The ranks are only a helper to facilitate OD candidates on non-numeric columns or with multiple columns, where the DB performs the lexicograhical ordering. Instead, we could perform the lexicograhical comparisons for the candidates ourselves. By using case statements, we avoid sorting multiple times and compare the values directly:
SELECT min(valid_d_year_d_moy_d_dom),
min(valid_d_moy_d_year_d_dom)
FROM (SELECT CASE WHEN d_year IS NULL OR d_moy IS NULL OR d_dom IS NULL
OR (d_year < prev_d_year)
OR (d_year = prev_d_year AND d_moy < prev_d_moy)
OR (d_year = prev_d_year AND d_moy = prev_d_moy AND d_dom < prev_d_dom)
THEN -1
ELSE 0
END AS valid_d_year_d_moy_d_dom,
CASE WHEN d_moy IS NULL OR d_year IS NULL OR d_dom IS NULL
OR (d_moy < prev_d_moy)
OR (d_moy = prev_d_moy AND d_year < prev_d_year)

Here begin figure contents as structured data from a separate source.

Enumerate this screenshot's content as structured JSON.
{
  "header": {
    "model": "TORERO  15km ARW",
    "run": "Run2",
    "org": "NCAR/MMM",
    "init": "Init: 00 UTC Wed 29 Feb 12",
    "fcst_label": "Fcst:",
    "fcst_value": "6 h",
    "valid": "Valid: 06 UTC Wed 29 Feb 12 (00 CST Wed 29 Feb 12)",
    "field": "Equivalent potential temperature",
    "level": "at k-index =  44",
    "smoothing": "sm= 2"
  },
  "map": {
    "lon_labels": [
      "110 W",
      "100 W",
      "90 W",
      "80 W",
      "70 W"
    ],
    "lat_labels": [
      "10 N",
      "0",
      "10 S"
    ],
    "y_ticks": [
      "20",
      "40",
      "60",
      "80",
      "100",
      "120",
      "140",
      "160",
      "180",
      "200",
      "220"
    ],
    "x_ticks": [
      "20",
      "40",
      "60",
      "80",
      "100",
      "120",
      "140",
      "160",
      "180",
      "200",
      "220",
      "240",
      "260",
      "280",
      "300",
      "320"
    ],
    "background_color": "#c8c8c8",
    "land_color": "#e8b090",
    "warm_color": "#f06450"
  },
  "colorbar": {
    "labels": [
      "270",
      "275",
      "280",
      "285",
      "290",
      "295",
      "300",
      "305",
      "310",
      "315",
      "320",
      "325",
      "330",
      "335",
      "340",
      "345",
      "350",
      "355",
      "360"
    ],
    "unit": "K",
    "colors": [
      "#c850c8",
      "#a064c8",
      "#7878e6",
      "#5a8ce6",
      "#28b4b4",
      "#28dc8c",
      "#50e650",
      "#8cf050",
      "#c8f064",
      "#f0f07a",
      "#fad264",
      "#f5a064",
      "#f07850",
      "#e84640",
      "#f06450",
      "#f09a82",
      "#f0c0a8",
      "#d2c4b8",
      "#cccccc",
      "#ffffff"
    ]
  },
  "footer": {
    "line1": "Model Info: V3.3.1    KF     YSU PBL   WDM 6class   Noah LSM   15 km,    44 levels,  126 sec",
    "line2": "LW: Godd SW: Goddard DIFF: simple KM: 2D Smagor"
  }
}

OR (d_moy = prev_d_moy AND d_year = prev_d_year AND d_dom < prev_d_dom)
THEN -1
ELSE 0
END AS valid_d_moy_d_year_d_dom
FROM (SELECT d_year, d_moy, d_dom,
lag(d_year) OVER (ORDER BY d_date_sk) AS prev_d_year,
lag(d_moy) OVER (ORDER BY d_date_sk) AS prev_d_moy,
lag(d_dom) OVER (ORDER BY d_date_sk) AS prev_d_dom
FROM date_dim
) internal_get_prev
) internal_compare;Intuitively, evaluating these case statements should be also not cheap on larger tables. For our sample data, this approach was the fastest. Thus, this approach is the current default OD validation strategy. However, we did not have may permutations in our experiments.